While Goldschmied was working for the Inner London Education Authority, she and the educational psychologist Anita Hughes chose to review what babies were provided with and observed their fixation for independent learning and playing. The two developed courses for child minders and individuals who specialised in children's play. It led to the introduction of "heuristic play" to promote a relaxed form of play for babies under the age of two and for maintaining a special relationship with an individual member of staff; Goldschmied had in 1948 introduced a "treasure basket" containing non-dangerous household items that vary in feel and texture and are presented in a low, open basket, which was theorised as an exploration activity that lasted for less than an hour with no physical intervention by an overseeing adult. Goldschmied further developed the concepts into play sessions that play nurseries were introduced with adults not required to direct the play by action or verbal commands. The ideas were published in the 1994 book People Under Three: Children in Daycare, which she co-authored with Sonia Jackson.
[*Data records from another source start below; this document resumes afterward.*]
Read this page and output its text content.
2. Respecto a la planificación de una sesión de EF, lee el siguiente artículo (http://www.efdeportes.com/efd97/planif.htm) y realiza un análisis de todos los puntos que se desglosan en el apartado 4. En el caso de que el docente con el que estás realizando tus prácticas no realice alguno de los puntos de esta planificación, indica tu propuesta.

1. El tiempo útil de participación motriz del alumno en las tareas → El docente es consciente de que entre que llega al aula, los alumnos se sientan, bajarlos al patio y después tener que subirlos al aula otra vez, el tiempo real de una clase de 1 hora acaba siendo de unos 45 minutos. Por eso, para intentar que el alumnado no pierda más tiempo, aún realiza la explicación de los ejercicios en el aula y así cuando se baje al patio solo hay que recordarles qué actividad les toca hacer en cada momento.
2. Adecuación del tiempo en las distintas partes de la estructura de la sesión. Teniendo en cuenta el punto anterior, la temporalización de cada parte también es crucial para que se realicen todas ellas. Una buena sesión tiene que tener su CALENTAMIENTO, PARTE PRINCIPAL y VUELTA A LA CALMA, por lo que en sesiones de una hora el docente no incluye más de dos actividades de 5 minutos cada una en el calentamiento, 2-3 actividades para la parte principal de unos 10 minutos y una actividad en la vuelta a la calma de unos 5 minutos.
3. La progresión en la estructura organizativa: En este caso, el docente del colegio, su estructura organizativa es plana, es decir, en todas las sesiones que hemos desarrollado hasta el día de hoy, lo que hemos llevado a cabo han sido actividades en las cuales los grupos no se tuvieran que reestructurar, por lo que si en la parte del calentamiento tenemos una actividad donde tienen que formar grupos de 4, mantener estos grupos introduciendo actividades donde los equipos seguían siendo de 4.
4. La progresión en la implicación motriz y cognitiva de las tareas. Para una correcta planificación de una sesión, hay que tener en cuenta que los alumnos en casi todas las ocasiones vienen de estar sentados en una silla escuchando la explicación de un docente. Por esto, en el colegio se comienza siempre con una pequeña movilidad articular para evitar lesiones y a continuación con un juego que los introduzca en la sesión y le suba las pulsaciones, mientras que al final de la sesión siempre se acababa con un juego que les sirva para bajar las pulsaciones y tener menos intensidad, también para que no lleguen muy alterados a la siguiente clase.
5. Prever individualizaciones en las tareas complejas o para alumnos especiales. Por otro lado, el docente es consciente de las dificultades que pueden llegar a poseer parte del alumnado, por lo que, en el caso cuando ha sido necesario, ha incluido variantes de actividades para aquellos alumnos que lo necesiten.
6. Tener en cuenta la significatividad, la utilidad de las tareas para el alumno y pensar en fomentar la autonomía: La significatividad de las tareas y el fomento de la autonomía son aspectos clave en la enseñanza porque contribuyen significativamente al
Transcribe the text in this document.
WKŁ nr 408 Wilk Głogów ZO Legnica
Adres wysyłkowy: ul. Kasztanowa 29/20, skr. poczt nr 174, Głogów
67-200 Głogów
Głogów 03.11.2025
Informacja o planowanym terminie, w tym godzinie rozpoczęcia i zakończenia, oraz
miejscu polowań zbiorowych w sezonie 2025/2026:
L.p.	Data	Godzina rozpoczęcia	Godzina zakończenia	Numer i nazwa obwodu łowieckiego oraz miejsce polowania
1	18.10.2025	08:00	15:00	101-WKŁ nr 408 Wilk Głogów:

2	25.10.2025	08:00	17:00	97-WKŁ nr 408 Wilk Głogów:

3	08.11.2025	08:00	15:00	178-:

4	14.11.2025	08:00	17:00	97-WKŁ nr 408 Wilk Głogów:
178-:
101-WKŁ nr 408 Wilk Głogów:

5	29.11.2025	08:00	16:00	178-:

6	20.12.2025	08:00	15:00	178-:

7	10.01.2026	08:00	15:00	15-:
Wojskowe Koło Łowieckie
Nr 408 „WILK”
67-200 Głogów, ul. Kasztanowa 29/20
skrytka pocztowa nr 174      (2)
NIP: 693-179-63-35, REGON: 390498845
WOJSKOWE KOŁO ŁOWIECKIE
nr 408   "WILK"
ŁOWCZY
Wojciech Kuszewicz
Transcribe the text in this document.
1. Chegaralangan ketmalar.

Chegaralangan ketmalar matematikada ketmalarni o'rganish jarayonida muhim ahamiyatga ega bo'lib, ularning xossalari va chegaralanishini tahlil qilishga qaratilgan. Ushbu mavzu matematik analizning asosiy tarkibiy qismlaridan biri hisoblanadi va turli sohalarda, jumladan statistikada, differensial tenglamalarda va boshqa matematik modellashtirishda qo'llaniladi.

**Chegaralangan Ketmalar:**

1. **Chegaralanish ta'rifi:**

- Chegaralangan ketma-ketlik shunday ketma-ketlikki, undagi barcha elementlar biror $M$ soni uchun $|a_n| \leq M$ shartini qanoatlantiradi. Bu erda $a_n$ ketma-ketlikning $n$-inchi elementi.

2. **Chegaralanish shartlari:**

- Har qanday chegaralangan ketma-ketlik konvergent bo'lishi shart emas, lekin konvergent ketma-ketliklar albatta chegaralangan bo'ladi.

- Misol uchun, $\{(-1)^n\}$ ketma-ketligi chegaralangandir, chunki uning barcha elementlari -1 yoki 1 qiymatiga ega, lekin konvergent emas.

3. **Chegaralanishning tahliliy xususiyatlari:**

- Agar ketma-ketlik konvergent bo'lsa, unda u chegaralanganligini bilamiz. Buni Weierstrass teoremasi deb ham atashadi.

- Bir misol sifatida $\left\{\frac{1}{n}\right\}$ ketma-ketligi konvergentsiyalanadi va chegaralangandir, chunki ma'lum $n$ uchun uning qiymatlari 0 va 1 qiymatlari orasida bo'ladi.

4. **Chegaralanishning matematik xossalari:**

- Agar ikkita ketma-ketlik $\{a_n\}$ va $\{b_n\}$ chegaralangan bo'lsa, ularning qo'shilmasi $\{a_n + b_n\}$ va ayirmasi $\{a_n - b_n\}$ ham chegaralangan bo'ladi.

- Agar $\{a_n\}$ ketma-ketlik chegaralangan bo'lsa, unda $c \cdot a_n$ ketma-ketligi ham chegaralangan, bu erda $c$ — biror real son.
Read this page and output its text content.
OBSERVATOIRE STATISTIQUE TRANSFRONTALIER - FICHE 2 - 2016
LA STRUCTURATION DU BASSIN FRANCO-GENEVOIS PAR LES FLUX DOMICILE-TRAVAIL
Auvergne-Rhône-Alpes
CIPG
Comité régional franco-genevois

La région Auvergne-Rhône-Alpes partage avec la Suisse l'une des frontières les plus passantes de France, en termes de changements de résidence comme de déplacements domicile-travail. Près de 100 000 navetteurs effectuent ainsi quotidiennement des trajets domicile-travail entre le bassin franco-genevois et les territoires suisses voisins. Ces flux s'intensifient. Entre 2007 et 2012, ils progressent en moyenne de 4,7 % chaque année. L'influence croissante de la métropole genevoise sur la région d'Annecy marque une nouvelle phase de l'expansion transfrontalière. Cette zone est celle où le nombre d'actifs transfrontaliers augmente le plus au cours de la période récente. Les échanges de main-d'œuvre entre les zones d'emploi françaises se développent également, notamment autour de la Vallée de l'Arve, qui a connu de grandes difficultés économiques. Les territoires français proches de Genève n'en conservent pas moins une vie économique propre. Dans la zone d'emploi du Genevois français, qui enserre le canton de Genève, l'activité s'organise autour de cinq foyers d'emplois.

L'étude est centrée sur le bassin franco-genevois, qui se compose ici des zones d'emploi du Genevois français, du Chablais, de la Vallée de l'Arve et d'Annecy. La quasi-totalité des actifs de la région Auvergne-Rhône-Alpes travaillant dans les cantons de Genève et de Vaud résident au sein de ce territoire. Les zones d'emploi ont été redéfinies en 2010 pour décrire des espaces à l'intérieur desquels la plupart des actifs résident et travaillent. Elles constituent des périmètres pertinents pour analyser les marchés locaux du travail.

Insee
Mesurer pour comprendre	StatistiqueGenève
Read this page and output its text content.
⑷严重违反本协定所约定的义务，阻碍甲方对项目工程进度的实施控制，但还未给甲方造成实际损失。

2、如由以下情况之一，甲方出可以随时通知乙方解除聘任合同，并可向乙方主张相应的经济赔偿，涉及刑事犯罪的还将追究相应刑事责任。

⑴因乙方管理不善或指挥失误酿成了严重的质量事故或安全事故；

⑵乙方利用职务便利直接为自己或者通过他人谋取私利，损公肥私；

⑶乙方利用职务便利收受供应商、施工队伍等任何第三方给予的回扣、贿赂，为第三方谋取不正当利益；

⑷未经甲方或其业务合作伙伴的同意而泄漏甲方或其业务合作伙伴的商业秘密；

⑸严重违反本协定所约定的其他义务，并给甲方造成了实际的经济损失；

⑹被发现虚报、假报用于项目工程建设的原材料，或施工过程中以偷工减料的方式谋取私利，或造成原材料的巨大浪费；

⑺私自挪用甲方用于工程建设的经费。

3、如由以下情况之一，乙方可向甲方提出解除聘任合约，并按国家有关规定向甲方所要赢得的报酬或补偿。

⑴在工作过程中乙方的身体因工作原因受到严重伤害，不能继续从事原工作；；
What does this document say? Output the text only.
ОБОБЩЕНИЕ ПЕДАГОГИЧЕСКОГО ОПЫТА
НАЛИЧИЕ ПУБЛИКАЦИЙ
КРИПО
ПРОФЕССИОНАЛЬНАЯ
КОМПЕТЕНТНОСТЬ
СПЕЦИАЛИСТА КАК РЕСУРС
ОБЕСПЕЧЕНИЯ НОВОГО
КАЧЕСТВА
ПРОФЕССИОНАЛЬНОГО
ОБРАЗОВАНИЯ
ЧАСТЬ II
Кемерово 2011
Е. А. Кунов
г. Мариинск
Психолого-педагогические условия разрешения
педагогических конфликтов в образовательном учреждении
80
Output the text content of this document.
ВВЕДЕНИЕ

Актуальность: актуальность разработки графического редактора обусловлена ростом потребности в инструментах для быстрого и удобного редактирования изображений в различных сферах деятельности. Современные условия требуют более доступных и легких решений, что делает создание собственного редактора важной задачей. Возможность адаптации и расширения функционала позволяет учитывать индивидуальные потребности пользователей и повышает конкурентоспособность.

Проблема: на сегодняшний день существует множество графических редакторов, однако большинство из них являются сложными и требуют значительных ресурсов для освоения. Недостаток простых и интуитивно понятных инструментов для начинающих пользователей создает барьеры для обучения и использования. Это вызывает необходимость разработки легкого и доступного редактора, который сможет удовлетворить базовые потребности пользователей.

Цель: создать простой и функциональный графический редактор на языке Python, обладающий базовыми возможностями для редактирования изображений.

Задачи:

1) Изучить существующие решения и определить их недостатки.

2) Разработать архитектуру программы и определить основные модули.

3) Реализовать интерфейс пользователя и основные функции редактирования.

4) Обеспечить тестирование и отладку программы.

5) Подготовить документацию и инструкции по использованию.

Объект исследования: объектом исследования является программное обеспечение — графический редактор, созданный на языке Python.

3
From 1978 to 1998, she visited Italy three times per year as a consultant. Goldschmied also performed consultancy roles in the London boroughs of Hammersmith, Fulham, and Islington as well as in the Spanish community of Catalonia. She died on 27 February 2009 and was buried on the western side of Highgate Cemetery in North London.

==Personality==

The Therapeutic Care Journal obituarist described Goldschmied as "a very small woman with a huge personality" and a person who was not judgemental and accepting of others. She eschewed grand theories, and refused to categorise or label any child as having special needs.

==Legacy==

Sonia Jackson, the professor of social care and education at the UCL Institute of Education, called Goldschmied "one of the pioneers of early childhood care and education". In early 2018, her original treasure basket was discovered and the Goldschmied family loaned it to The Froebel Trust for display at the Foyle Special Collections room at the University of Roehampton.